In the constellation of Pisces, 400 light years away from Earth, lives a planet like the gas giant WASP-76b, which revolves around its star with dizzying speed. This star is the same as our Sun, it is twice as big and noticeably warmer.
Not surprisingly, WASP-76b belongs to the so-called class of hot jupiters, the surface of this planet is heated to such temperatures that the metal turns into steam.

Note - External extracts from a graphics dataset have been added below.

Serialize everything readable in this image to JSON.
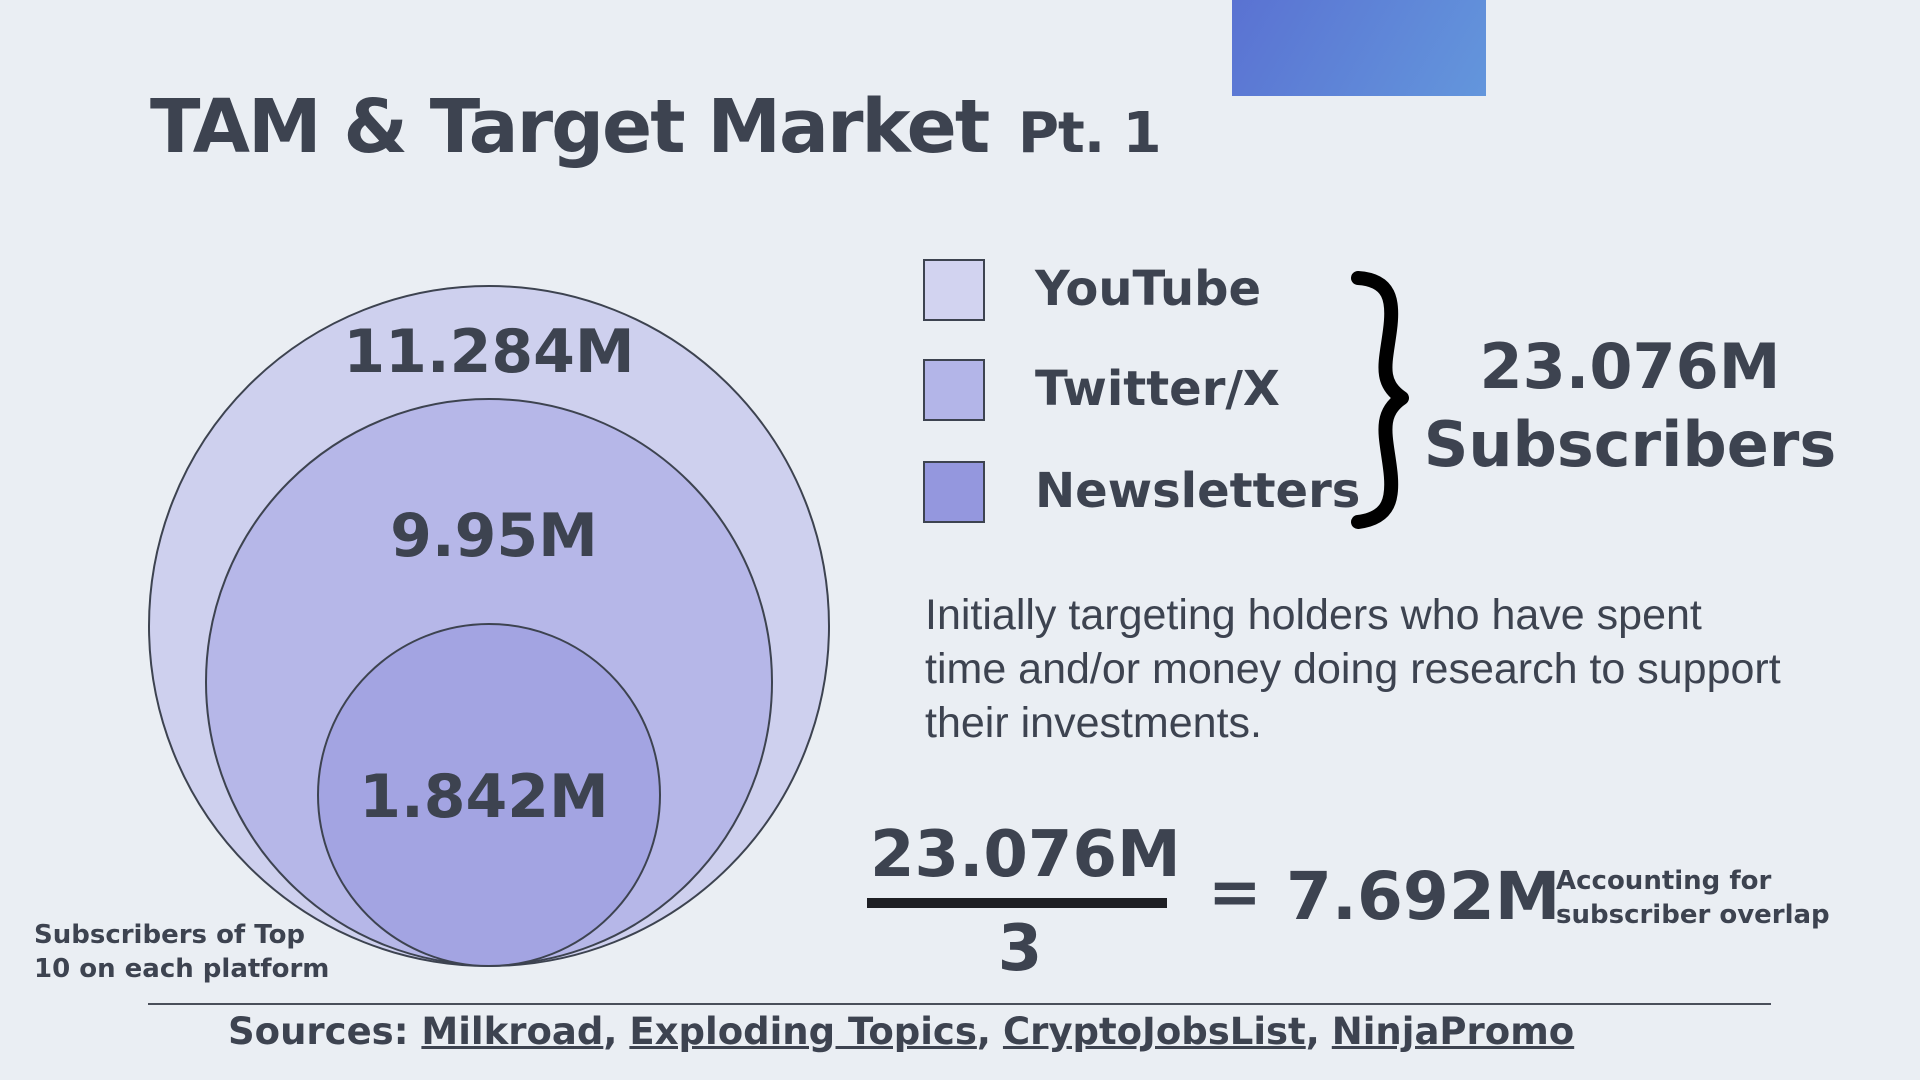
{
  "header": {
    "title": "TAM & Target Market",
    "subtitle": "Pt. 1"
  },
  "venn": {
    "outer": {
      "value": "11.284M",
      "color": "#ced0ee"
    },
    "middle": {
      "value": "9.95M",
      "color": "#b6b7e8"
    },
    "inner": {
      "value": "1.842M",
      "color": "#a3a4e2"
    },
    "note": "Subscribers of Top 10 on each platform"
  },
  "legend": {
    "items": [
      {
        "label": "YouTube",
        "color": "#d2d3f0"
      },
      {
        "label": "Twitter/X",
        "color": "#b3b5e8"
      },
      {
        "label": "Newsletters",
        "color": "#9497de"
      }
    ]
  },
  "total": {
    "value": "23.076M",
    "label": "Subscribers"
  },
  "description": "Initially targeting holders who have spent time and/or money doing research to support their investments.",
  "calculation": {
    "numerator": "23.076M",
    "denominator": "3",
    "equals": "=",
    "result": "7.692M",
    "note": "Accounting for subscriber overlap"
  },
  "sources": {
    "label": "Sources:",
    "links": [
      "Milkroad",
      "Exploding Topics",
      "CryptoJobsList",
      "NinjaPromo"
    ]
  }
}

And where there's steam, there has to be precipitation.
|But finding an exoplanet is one thing, how do astronomers know anything about its physical characteristics?|
"It can be said that it rains in the evenings on this planet, but it rains with molten iron," explains David Ehrenreich, an astrophysicist at the University of Geneva.
WASP-76b is a strange planet
Not only is it exposed to solar radiation thousands of times more powerful than the Earth, but it also consists with its sun in a so-called Tidal locking, that is, it rotates synchronously with it and always faces the sun with one side.
Exactly the same relationship is established between the Earth and the Moon, the back side of which we never see.
In the case of WASP-76b this means that on one side of the planet there is always a day and the temperature stays around 2400 degrees Celsius, and on the other side there is a night and it is cooler, only 1500 degrees.
What explains the unique atmospheric phenomenon - metal rain?
As computer modeling has shown, such difference in temperatures between day and night side should cause the strongest winds, which carry metal steam over the planet. And iron atoms on the hot daytime side, joining the molecules on the night side, would rain with molten metal.
But the scientists had no physical evidence, and then Ehrenreich's team decided to study the terminators (we are not talking about killer robots, but about the lines separating day and night) to see how asymmetrical the chemical picture is in the day and night sides.
Using high-dispersion spectroscopy, they found iron spectra in the atmosphere at the evening terminator - where day turns into night.
There was no such spectrum on the morning terminator, which was a very strong argument for iron rain, because liquid iron is the most persistent metal-containing condensate.
Astronomers who had previously encountered exoplanets with iron and even corundum clouds (of which, in theory, rubies and sapphires could have been raining) are now looking forward to new space weather wonders.
Extreme temperature differences cause violent winds
A fraction of this iron is carried to the night side due to the rotation of the planet and atmospheric winds. There the iron meets much cooler environments, condenses and rains down."